Citroën SM-style transparent noses could be sculpted into all manner of unique and innovative shapes too. Perhaps luxury vehicles could replace their elaborate grilles with equally elaborate sculpted headlight bars. These, combined with sophisticated technology (along the lines of Audi’s OLED Swarm), could prove spectacular. There are other possibilities too – how about showing off some mechanical or electrical components? Think glass-backed luxury watches, or Harman/Kardon Soundsticks. In time, additional glass could also provide occupants with unrivalled forward visibility (as in MINI’s Next 100 concept), whilst still forming part of a car’s visual identity.
Furthermore, the packaging advantages of electric powertrains could make unique sculpting of a car’s front end far more achievable, making it easier to distinguish a car through shape alone. Toyota’s FT-1 concept of 2014 is interesting in this regard; although the car does feature frontal air intakes (and isn’t a full EV), its unusual beak-like nose cone defines the DRG as effectively as any grille ever could. Since plastic bumpers are easily formed into complex shapes, this approach could hold great promise.

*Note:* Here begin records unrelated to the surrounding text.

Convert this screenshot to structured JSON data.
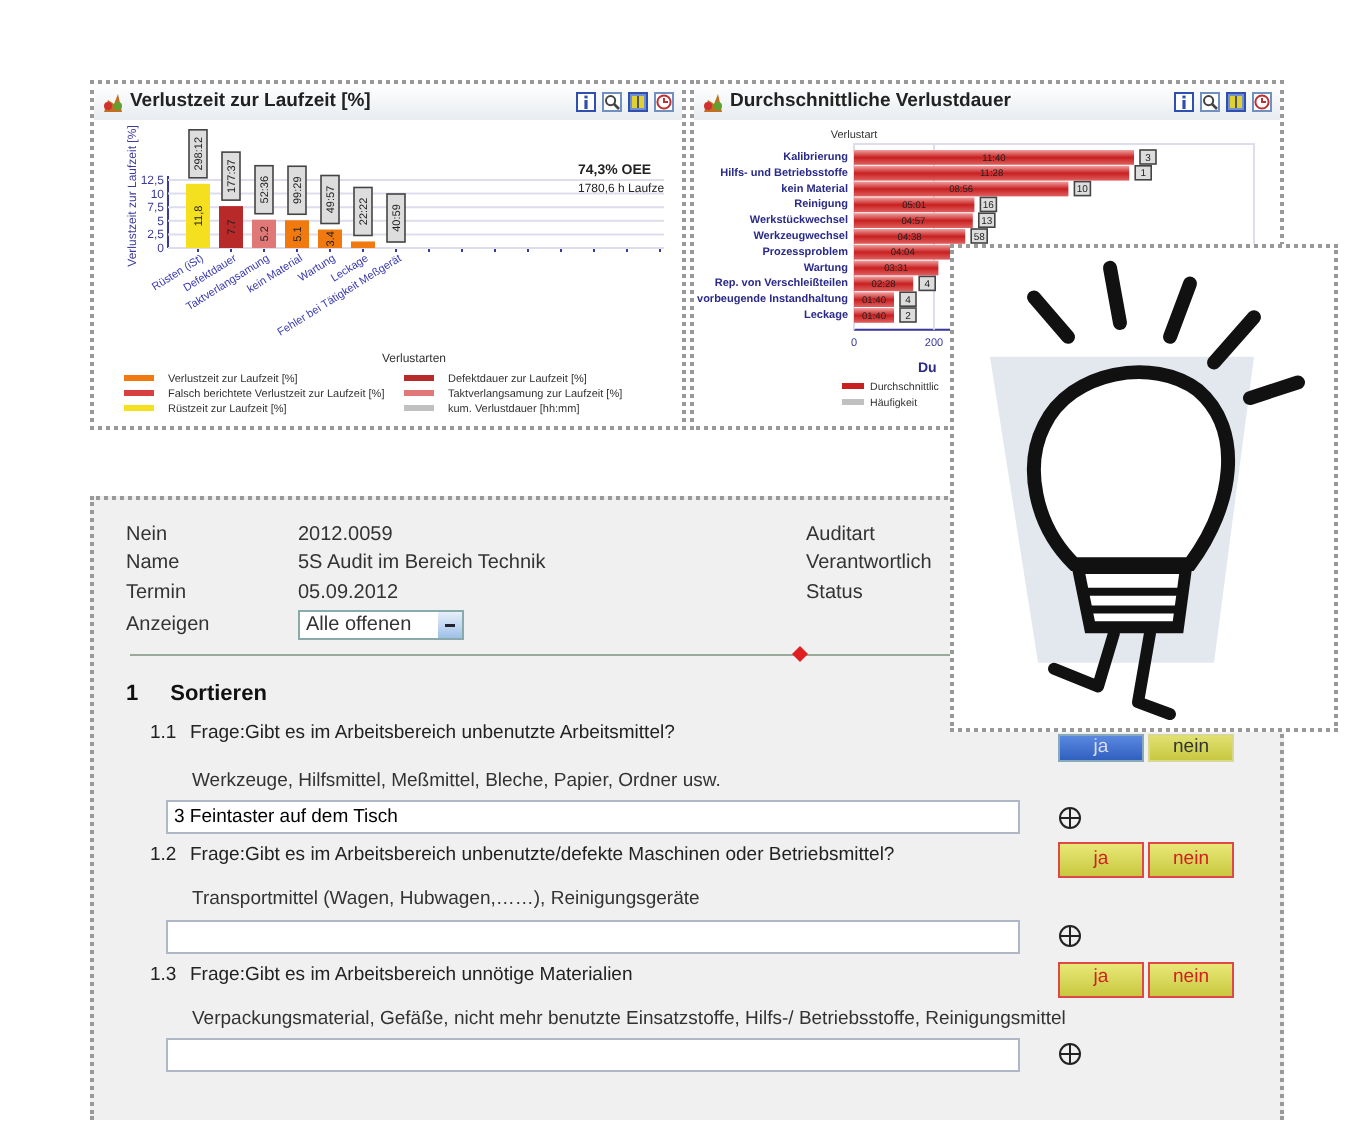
{
  "charts": [
    {
      "title": "Verlustzeit zur Laufzeit [%]",
      "summary": [
        "74,3% OEE",
        "1780,6 h Laufze"
      ],
      "chart_data": {
        "type": "bar",
        "xlabel": "Verlustarten",
        "ylabel": "Verlustzeit zur Laufzeit [%]",
        "categories": [
          "Rüsten (iSt)",
          "Defektdauer",
          "Taktverlangsamung",
          "kein Material",
          "Wartung",
          "Leckage",
          "Fehler bei Tätigkeit Meßgerät"
        ],
        "grid": true,
        "legend": true,
        "ylim": [
          0,
          12.5
        ],
        "yticks": [
          0,
          {
            "value": 2.5,
            "label": "2,5"
          },
          5,
          {
            "value": 7.5,
            "label": "7,5"
          },
          10,
          {
            "value": 12.5,
            "label": "12,5"
          }
        ],
        "series": [
          {
            "name": "Verlustzeit zur Laufzeit [%]",
            "color": "#f07a10",
            "values": [
              null,
              null,
              null,
              5.1,
              3.4,
              1.2,
              null
            ]
          },
          {
            "name": "Defektdauer zur Laufzeit [%]",
            "color": "#b82a2a",
            "values": [
              null,
              7.7,
              null,
              null,
              null,
              null,
              null
            ]
          },
          {
            "name": "Falsch berichtete Verlustzeit zur Laufzeit [%]",
            "color": "#d84040",
            "values": [
              null,
              null,
              null,
              null,
              null,
              null,
              null
            ]
          },
          {
            "name": "Taktverlangsamung zur Laufzeit [%]",
            "color": "#e07878",
            "values": [
              null,
              null,
              5.2,
              null,
              null,
              null,
              null
            ]
          },
          {
            "name": "Rüstzeit zur Laufzeit [%]",
            "color": "#f5e020",
            "values": [
              11.8,
              null,
              null,
              null,
              null,
              null,
              null
            ]
          },
          {
            "name": "kum. Verlustdauer [hh:mm]",
            "color": "#c0c0c0",
            "values": [
              null,
              null,
              null,
              null,
              null,
              null,
              null
            ]
          }
        ],
        "value_labels": [
          "11,8",
          "7.7",
          "5.2",
          "5.1",
          "3.4",
          null,
          null
        ],
        "annotations": [
          "298:12",
          "177:37",
          "52:36",
          "99:29",
          "49:57",
          "22:22",
          "40:59"
        ]
      }
    },
    {
      "title": "Durchschnittliche Verlustdauer",
      "chart_data": {
        "type": "bar",
        "orientation": "horizontal",
        "ylabel": "Verlustart",
        "xlabel": "Du",
        "categories": [
          "Kalibrierung",
          "Hilfs- und Betriebsstoffe",
          "kein Material",
          "Reinigung",
          "Werkstückwechsel",
          "Werkzeugwechsel",
          "Prozessproblem",
          "Wartung",
          "Rep. von Verschleißteilen",
          "vorbeugende Instandhaltung",
          "Leckage"
        ],
        "grid": true,
        "legend": true,
        "xlim": [
          0,
          1000
        ],
        "xticks": [
          0,
          200
        ],
        "series": [
          {
            "name": "Durchschnittlic",
            "color": "#c82020",
            "values": [
              700,
              688,
              536,
              301,
              297,
              278,
              244,
              211,
              148,
              100,
              100
            ]
          }
        ],
        "value_labels": [
          "11:40",
          "11:28",
          "08:56",
          "05:01",
          "04:57",
          "04:38",
          "04:04",
          "03:31",
          "02:28",
          "01:40",
          "01:40"
        ],
        "annotations": [
          "3",
          "1",
          "10",
          "16",
          "13",
          "58",
          null,
          null,
          "4",
          "4",
          "2"
        ]
      },
      "extra_legend": [
        {
          "name": "Häufigkeit",
          "color": "#c0c0c0"
        }
      ]
    }
  ],
  "audit": {
    "fields": [
      {
        "label": "Nein",
        "value": "2012.0059"
      },
      {
        "label": "Name",
        "value": "5S Audit im Bereich Technik"
      },
      {
        "label": "Termin",
        "value": "05.09.2012"
      }
    ],
    "right_labels": [
      "Auditart",
      "Verantwortlich",
      "Status"
    ],
    "filter": {
      "label": "Anzeigen",
      "value": "Alle offenen"
    }
  },
  "section": {
    "number": "1",
    "title": "Sortieren",
    "questions": [
      {
        "number": "1.1",
        "text": "Frage:Gibt es im Arbeitsbereich unbenutzte Arbeitsmittel?",
        "answered": true,
        "buttons": [
          {
            "label": "ja",
            "selected": true
          },
          {
            "label": "nein",
            "selected": false
          }
        ],
        "hint": "Werkzeuge, Hilfsmittel, Meßmittel, Bleche, Papier, Ordner usw.",
        "value": "3 Feintaster auf dem Tisch"
      },
      {
        "number": "1.2",
        "text": "Frage:Gibt es im Arbeitsbereich unbenutzte/defekte Maschinen oder Betriebsmittel?",
        "answered": false,
        "buttons": [
          {
            "label": "ja",
            "selected": false
          },
          {
            "label": "nein",
            "selected": false
          }
        ],
        "hint": "Transportmittel (Wagen, Hubwagen,……), Reinigungsgeräte"
      },
      {
        "number": "1.3",
        "text": "Frage:Gibt es im Arbeitsbereich unnötige Materialien",
        "answered": false,
        "buttons": [
          {
            "label": "ja",
            "selected": false
          },
          {
            "label": "nein",
            "selected": false
          }
        ],
        "hint": "Verpackungsmaterial, Gefäße, nicht mehr benutzte Einsatzstoffe, Hilfs-/ Betriebsstoffe, Reinigungsmittel"
      }
    ]
  }
}
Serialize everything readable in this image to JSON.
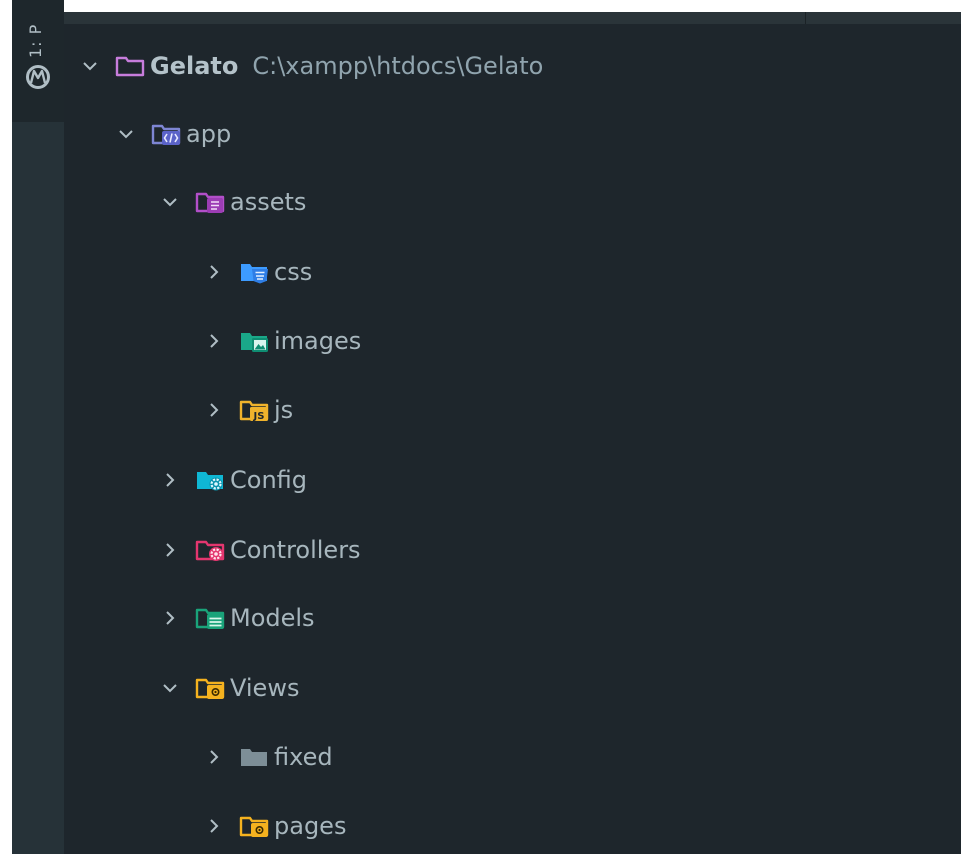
{
  "sidebar": {
    "tab_label": "1: P",
    "colors": {
      "bg": "#263238",
      "icon": "#b0bec5"
    }
  },
  "tree": {
    "colors": {
      "bg": "#1e262c",
      "text": "#a7b6bd",
      "chevron": "#b0bec5"
    },
    "root": {
      "name": "Gelato",
      "path": "C:\\xampp\\htdocs\\Gelato",
      "expanded": true,
      "icon": "folder-outline-icon",
      "icon_color": "#c77ddc"
    },
    "items": [
      {
        "name": "app",
        "expanded": true,
        "icon": "code-folder-icon",
        "icon_color": "#7e86d4"
      },
      {
        "name": "assets",
        "expanded": true,
        "icon": "assets-folder-icon",
        "icon_color": "#b24fc9"
      },
      {
        "name": "css",
        "expanded": false,
        "icon": "css-folder-icon",
        "icon_color": "#3d9bff"
      },
      {
        "name": "images",
        "expanded": false,
        "icon": "images-folder-icon",
        "icon_color": "#1aa889"
      },
      {
        "name": "js",
        "expanded": false,
        "icon": "js-folder-icon",
        "icon_color": "#f0b32c"
      },
      {
        "name": "Config",
        "expanded": false,
        "icon": "config-folder-icon",
        "icon_color": "#0fb7d4"
      },
      {
        "name": "Controllers",
        "expanded": false,
        "icon": "controllers-folder-icon",
        "icon_color": "#e4366f"
      },
      {
        "name": "Models",
        "expanded": false,
        "icon": "models-folder-icon",
        "icon_color": "#1aa37a"
      },
      {
        "name": "Views",
        "expanded": true,
        "icon": "views-folder-icon",
        "icon_color": "#f5b21f"
      },
      {
        "name": "fixed",
        "expanded": false,
        "icon": "folder-icon",
        "icon_color": "#7d8e97"
      },
      {
        "name": "pages",
        "expanded": false,
        "icon": "views-folder-icon",
        "icon_color": "#f5b21f"
      }
    ]
  }
}
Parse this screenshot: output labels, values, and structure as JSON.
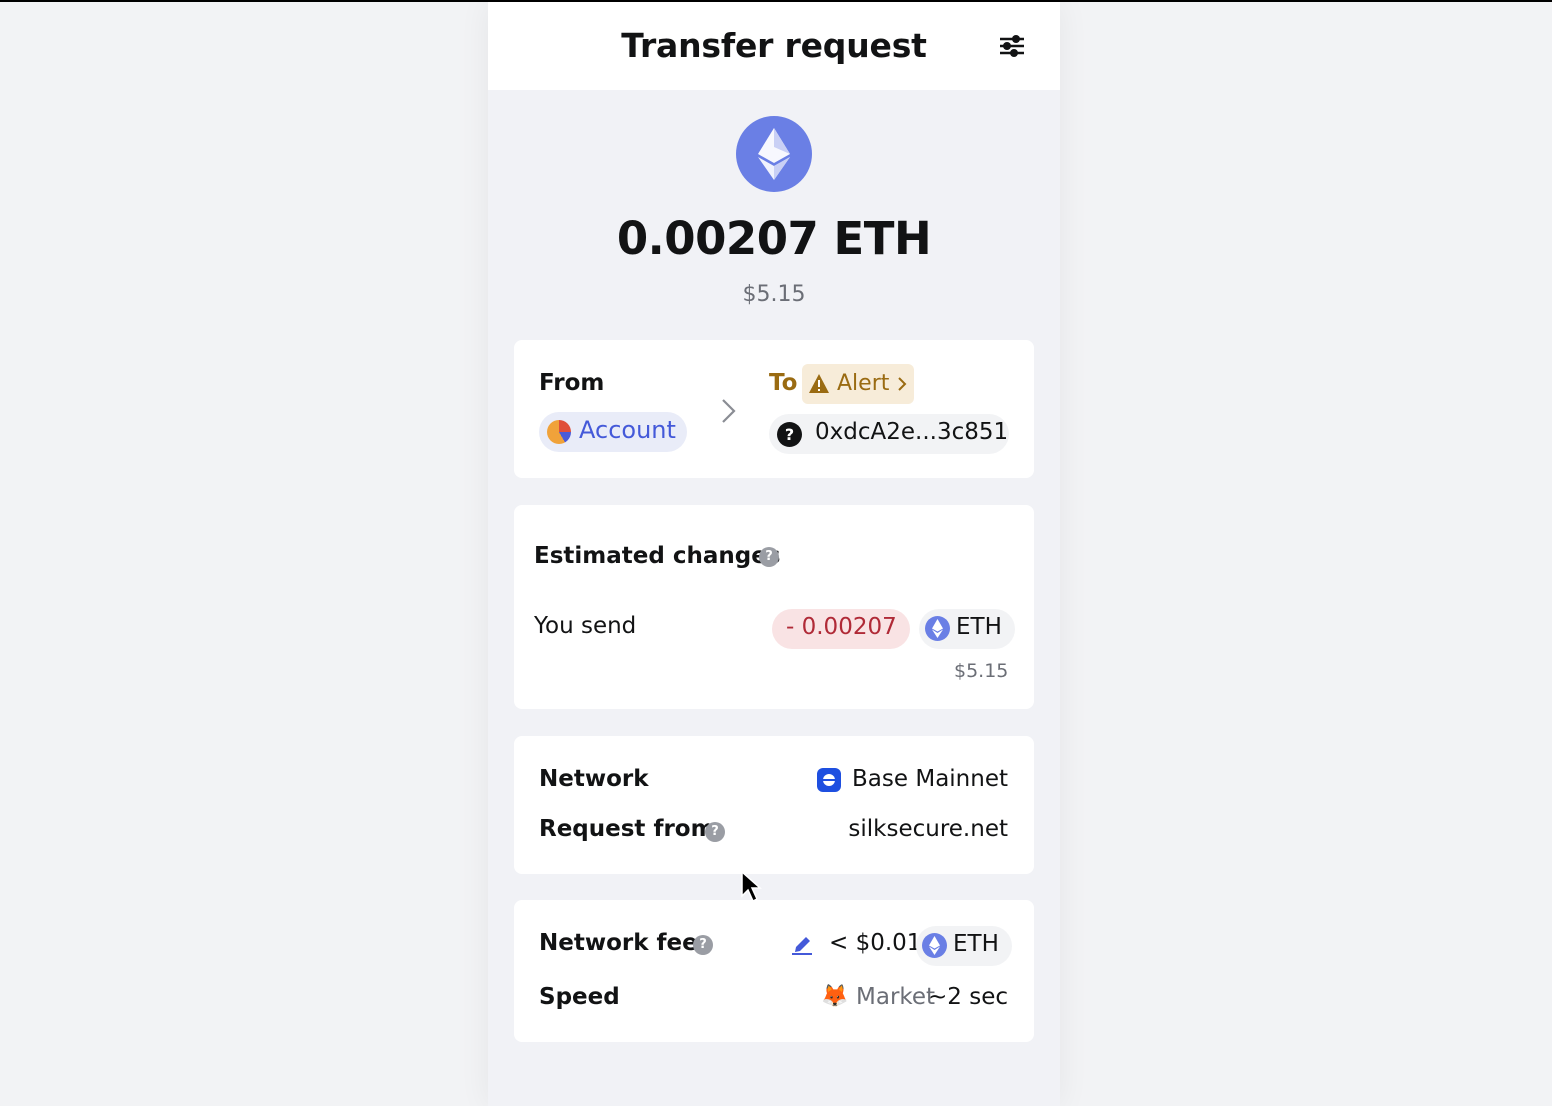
{
  "header": {
    "title": "Transfer request",
    "settings_icon": "sliders-icon"
  },
  "summary": {
    "token_icon": "ethereum-icon",
    "amount": "0.00207 ETH",
    "fiat": "$5.15"
  },
  "accounts": {
    "from_label": "From",
    "from_account": "Account",
    "to_label": "To",
    "alert_label": "Alert",
    "to_address": "0xdcA2e...3c851"
  },
  "estimated_changes": {
    "title": "Estimated changes",
    "you_send_label": "You send",
    "amount": "- 0.00207",
    "token": "ETH",
    "fiat": "$5.15"
  },
  "details": {
    "network_label": "Network",
    "network_value": "Base Mainnet",
    "request_from_label": "Request from",
    "request_from_value": "silksecure.net"
  },
  "fees": {
    "network_fee_label": "Network fee",
    "fee_value": "< $0.01",
    "fee_token": "ETH",
    "speed_label": "Speed",
    "speed_icon": "🦊",
    "speed_market": "Market",
    "speed_time": "~2 sec"
  },
  "colors": {
    "accent": "#4459d9",
    "eth": "#6a7fe5",
    "warning": "#9a6b12",
    "negative": "#b02a37"
  }
}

On that note, it’s also worth bearing in mind that one of the world’s most recognisable cars, the original VW Beetle, used only headlamps and stamped body panels to define its face – no grille required.
In practice, it’s likely that designers will need to experiment with numerous strategies to replace the radiator grille. The eventual solution will probably lie in a combination of several. In this era of ever-increasing constraints upon car design, the grille’s potential disappearance offers an opportunity for genuine change and innovation. Let’s just hope that the alternatively-fuelled cars of the future have the confidence to assume their own identities and be what they are, rather than becoming prisoners of their own heritage.